• Analysis or Summary
  • May 8, 2017

Florida Managed Medical Assistance Program

Status: Amendments approved June 2013 and October 2016; an application to extend the waiver from 2017 to 2022 was submitted to the federal government on Dec. 20, 2016.
 
Waiver Approval Period: July 31, 2014 through June 30, 2017

Amended: June 14, 2013

Key Themes from Waiver:

  • Managed Care
  • Medical Loss Ratio
  • Network Adequacy
  • Quality Improvement
  • Pediatric palliative care
Key Points:

  • In 2006, Florida began implementing this waiver that moved beneficiaries from fee-for-service Medicaid into managed care plans. The pilot began in two counties and then expanded to three additional counties. In 2013, the Centers for Medicare and Medicaid Services (CMS) approved a waiver amendment, which allowed the state to extend managed care for most Medicaid beneficiaries throughout the state. This includes children with disabilities. This agreement was the culmination of many years of negotiations between the state and the federal government. Through these negotiations, CMS dropped many of the initial controversial proposals and included consumer protections.

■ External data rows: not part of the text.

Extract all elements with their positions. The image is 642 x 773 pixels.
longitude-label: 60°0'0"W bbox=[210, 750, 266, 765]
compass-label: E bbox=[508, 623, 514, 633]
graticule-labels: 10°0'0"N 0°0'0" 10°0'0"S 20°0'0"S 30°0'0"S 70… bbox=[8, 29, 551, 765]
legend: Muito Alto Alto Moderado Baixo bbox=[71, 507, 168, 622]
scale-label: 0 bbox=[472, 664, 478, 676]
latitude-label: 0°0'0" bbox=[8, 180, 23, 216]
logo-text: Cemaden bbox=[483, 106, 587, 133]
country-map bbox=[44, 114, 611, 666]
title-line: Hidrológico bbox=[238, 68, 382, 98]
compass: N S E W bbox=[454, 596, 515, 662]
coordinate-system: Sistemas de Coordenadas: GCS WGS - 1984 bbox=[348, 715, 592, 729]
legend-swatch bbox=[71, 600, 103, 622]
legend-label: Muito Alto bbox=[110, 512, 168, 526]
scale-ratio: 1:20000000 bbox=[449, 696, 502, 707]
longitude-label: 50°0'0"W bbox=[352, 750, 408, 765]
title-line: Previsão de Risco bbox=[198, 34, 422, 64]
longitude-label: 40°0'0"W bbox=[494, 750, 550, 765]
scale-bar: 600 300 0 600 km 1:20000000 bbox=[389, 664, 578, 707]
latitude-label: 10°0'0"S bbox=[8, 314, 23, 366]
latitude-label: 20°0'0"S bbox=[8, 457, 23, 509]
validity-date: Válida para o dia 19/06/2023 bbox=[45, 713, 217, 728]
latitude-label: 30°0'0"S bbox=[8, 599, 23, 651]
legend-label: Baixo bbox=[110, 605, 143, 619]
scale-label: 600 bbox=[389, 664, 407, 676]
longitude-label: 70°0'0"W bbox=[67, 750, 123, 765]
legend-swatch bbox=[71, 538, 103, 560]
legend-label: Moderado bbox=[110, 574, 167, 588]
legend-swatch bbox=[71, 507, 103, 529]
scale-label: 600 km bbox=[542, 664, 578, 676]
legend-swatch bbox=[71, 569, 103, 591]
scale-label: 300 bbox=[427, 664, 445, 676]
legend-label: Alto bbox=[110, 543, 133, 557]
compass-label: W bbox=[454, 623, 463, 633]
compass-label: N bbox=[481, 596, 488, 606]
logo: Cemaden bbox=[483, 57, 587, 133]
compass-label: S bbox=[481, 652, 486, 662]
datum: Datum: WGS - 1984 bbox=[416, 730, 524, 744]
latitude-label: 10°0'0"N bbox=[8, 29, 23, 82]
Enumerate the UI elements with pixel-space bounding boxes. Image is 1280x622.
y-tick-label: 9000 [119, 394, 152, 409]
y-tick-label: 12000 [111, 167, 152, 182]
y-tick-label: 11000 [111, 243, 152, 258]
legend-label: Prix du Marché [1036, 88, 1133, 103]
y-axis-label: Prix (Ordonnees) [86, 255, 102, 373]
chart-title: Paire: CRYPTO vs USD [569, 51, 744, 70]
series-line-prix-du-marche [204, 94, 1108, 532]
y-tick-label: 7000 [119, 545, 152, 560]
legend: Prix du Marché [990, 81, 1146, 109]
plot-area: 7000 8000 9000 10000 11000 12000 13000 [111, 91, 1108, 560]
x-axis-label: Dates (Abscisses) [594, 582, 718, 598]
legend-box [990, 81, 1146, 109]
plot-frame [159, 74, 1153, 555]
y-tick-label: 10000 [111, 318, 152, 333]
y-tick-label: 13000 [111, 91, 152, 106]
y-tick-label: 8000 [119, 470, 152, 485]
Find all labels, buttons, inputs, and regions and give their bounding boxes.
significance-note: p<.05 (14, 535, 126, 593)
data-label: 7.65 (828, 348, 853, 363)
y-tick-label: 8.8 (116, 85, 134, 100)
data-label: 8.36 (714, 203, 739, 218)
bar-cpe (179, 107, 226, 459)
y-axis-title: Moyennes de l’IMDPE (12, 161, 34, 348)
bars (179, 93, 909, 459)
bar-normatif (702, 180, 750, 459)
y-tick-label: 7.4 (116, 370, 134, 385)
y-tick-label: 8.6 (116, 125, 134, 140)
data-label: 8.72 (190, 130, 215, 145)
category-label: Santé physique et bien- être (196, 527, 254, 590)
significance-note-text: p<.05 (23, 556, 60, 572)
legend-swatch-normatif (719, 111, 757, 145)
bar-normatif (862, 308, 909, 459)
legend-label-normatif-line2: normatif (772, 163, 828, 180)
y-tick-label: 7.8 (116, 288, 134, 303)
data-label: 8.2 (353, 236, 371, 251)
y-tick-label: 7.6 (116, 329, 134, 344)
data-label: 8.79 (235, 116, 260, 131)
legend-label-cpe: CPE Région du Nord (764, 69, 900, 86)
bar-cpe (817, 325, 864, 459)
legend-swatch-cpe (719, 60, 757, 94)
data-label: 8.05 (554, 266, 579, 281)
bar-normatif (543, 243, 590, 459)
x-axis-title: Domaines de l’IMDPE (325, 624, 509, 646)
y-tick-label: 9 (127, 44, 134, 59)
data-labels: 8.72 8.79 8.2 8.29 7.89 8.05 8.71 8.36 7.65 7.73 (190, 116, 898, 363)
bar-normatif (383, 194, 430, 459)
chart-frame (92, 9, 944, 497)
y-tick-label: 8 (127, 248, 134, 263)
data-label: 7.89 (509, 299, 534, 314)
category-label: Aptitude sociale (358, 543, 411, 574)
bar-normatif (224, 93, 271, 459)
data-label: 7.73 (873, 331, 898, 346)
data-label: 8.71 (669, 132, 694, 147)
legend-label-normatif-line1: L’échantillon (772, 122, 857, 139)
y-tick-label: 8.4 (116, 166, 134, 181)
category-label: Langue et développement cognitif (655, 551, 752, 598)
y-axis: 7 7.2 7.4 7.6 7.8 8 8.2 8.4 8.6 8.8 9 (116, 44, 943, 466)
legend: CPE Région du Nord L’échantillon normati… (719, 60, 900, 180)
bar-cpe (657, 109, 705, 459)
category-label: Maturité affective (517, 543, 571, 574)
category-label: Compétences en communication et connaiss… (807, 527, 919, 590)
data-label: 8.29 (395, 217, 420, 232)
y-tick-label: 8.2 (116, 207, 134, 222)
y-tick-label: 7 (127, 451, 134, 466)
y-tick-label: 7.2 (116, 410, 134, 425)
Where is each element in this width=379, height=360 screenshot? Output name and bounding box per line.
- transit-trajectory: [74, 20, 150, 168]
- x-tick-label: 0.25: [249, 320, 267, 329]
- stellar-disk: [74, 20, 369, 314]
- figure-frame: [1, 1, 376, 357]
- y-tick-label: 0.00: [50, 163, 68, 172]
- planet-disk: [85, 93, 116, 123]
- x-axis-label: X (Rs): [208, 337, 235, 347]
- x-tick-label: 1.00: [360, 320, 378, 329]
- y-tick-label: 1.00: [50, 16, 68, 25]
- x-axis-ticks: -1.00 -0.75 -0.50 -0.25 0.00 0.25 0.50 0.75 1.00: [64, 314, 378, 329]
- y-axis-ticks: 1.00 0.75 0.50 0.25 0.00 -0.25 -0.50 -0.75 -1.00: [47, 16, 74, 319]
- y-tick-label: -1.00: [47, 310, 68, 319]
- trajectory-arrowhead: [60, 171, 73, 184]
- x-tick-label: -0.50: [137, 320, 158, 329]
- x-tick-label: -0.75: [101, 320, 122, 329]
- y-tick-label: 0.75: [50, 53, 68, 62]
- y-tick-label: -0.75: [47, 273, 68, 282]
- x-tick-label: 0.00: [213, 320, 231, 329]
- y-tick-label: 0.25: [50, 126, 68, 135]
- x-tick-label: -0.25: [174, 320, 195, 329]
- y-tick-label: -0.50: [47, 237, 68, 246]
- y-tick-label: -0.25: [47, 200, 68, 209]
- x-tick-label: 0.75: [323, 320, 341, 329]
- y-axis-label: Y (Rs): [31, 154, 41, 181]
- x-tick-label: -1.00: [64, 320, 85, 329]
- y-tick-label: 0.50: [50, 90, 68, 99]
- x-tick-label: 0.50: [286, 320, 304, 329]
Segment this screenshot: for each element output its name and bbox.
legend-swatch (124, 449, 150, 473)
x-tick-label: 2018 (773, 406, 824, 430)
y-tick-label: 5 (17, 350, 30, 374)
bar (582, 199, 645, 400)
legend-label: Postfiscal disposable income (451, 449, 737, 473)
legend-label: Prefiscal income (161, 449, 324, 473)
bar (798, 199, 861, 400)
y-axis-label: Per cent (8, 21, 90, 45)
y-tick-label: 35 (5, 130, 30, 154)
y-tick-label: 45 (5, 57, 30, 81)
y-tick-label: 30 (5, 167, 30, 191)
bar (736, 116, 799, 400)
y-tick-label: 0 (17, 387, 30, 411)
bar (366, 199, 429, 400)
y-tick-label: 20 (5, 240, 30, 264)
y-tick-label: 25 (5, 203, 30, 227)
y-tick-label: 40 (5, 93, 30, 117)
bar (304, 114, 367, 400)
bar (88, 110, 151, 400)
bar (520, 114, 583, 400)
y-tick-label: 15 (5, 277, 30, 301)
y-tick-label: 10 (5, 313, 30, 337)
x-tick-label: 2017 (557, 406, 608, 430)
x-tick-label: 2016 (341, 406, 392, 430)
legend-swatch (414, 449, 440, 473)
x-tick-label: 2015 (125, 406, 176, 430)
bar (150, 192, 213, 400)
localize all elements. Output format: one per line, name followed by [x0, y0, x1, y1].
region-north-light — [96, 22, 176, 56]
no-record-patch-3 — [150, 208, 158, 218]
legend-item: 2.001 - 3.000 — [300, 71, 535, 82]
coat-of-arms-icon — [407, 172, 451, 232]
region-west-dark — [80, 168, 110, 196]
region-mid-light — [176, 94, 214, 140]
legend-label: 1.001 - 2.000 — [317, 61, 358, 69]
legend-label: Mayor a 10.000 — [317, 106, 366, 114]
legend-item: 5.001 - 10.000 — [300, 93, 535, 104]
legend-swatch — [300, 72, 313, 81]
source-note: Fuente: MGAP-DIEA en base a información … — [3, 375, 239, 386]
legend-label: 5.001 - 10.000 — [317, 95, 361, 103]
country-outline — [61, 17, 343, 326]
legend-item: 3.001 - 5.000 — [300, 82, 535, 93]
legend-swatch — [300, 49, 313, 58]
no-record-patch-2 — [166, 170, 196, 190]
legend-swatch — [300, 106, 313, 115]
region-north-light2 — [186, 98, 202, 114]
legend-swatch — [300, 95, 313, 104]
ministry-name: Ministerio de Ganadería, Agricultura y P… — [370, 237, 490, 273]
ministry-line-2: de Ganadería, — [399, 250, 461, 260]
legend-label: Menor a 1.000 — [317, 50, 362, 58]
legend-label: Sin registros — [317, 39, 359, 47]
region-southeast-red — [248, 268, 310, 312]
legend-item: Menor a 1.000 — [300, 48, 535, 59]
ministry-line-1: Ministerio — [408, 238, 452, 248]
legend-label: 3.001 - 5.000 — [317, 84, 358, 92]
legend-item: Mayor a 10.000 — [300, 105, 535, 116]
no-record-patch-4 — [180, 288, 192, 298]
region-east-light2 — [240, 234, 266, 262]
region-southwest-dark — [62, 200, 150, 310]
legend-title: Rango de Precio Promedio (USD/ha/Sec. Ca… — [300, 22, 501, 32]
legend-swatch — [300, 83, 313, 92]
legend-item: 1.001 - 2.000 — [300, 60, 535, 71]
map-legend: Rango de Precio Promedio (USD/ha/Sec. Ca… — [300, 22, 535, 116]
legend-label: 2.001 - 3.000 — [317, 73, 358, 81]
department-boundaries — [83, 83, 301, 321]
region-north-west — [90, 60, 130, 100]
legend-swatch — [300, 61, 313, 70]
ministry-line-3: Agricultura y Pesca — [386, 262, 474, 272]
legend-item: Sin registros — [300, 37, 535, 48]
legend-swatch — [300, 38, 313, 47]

Some of these protections include: a medical-loss ratio, a quality strategy, and network adequacy requirements. 
  • While most beneficiaries must enroll in managed care, there are some beneficiaries who are not required to participate. These populations include: anyone with some other source of health care coverage (other than Medicare), anyone age 65 or older who resides in a mental health treatment facility, anyone in an intermediate care facility for individuals with intellectual disabilities, and individuals with development disabilities who are enrolled in the home and community-based waiver program or are on the waiting list for such services. 
  • Eligible beneficiaries will have 30 days to select a plan and another 90 days after enrollment to change their selection. Those who do not select a plan will be enrolled automatically into a plan. The demonstration attempts to ensure auto-enrollment criteria consider network adequacy, access, continuity of care, and preservation of existing patient-provider relationships. 
  • The state is using a competitive process to select managed-care organizations. Enrollees in each of the 11 regions served by managed care organizations will have a choice of at least two plans. 
  • The demonstration includes a number of requirements on network adequacy. These include policies on network capacity, travel time and distance standards, and availability of appointments.
  • All plans providing acute care services will need to spend 85 percent of premium revenues on medical care and report quarterly on their medical-loss ratios. CMS will determine what corrective action will be taken if plans do not meet their ratios.
  • The state must implement a comprehensive quality strategy that focuses on quality improvement at the state, plan, and provider levels. The state will adopt a set of quality metrics for this and set targets on the metrics that equal or exceed the 75th percentile national Medicaid performance level.
  • The waiver includes a Program for All Inclusive Care for Children (PACC). The PACC program is voluntary and provides pediatric palliative care services for children who have been diagnosed with potentially life-limiting conditions.

Association Principles: The waiver is consistent with CHA’s principles. However, the Florida Children’s Hospital Association is closely monitoring the implementation of this waiver to ensure that the protections that CMS included in the final waiver are enforced.